Oireachtas Joint and Select Committees

Wednesday, 8 February 2017

Joint Oireachtas Committee on Justice, Defence and Equality

Prisons, Penal Policy and Sentencing: Irish Penal Reform Trust

9:00 am

Ms Fíona Ní Chinnéide:

I might leave that one last. With regard to the media, there are challenges as we know. The media has a very important function in terms of the public interest, but that is separate from what the public is interested in. There are huge problems with crime sensationalism. Cruel and unusual things have high news value, so when we have a media that is dependent on sales that is where the emphasis will be. Crime coverage is almost equal to entertainment. For example, a study of the Irish Daily Starfound that most coverage was given to sport, next was entertainment and after that it was crime. It is among those categories, so I do not believe there is a golden nugget there. There are some good publicly funded investigative journalism projects that are very hopeful for the future. I point members to the TheDetail.TV which did the investigative journalism to reveal the lengths of time individuals are spending in solitary confinement in Ireland. That was the first time those figures had been made available. Not all media are bad. In that case it revealed that of 51 men held in solitary confinement in January 2016, 24 had been so held for more than six months and nine for more than one year. Peter McVerry has said that individuals have been held in solitary confinement conditions for years in some cases. The media have a very important role in terms of transparency and public interest, so we do not wish to tar them all with the same brush.

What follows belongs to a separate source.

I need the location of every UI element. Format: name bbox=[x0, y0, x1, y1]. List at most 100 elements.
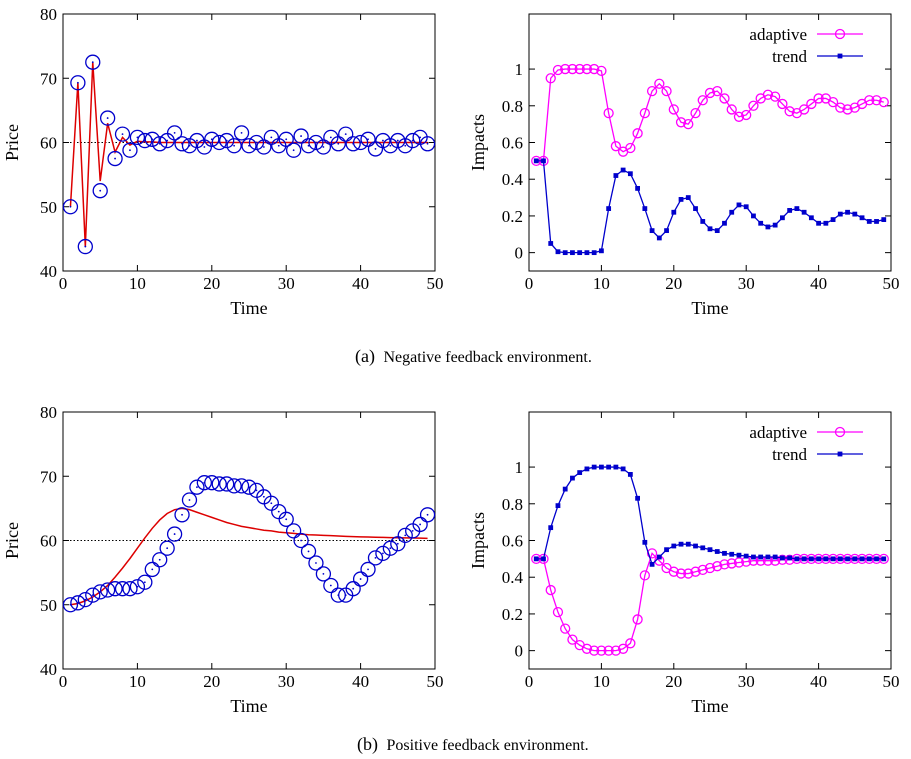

Regarding community service, the 2016 statistics and annual reports will not be published until spring or summer. In 2015, there were 1,937 community service orders made. That compares with 2,190 in 2014 and 2,354 the previous year. I do not have the previous report but it was higher again in 2012. There has been a year on year decrease in community service orders being handed down. There are big questions as to why that should be the case. The IPRT will publish research in April this year, which we will be delighted to share with the committee, which examines those factors. Much of it is due to the role of information among the Judiciary and confidence in the Judiciary in the community service order options that are available locally. Community service should happen in the community where people live and our understanding is that community service is not consistently applied, available or used around the country. Again, we are back to the evidence base. We must look at the evidence, see where the problems are and address them.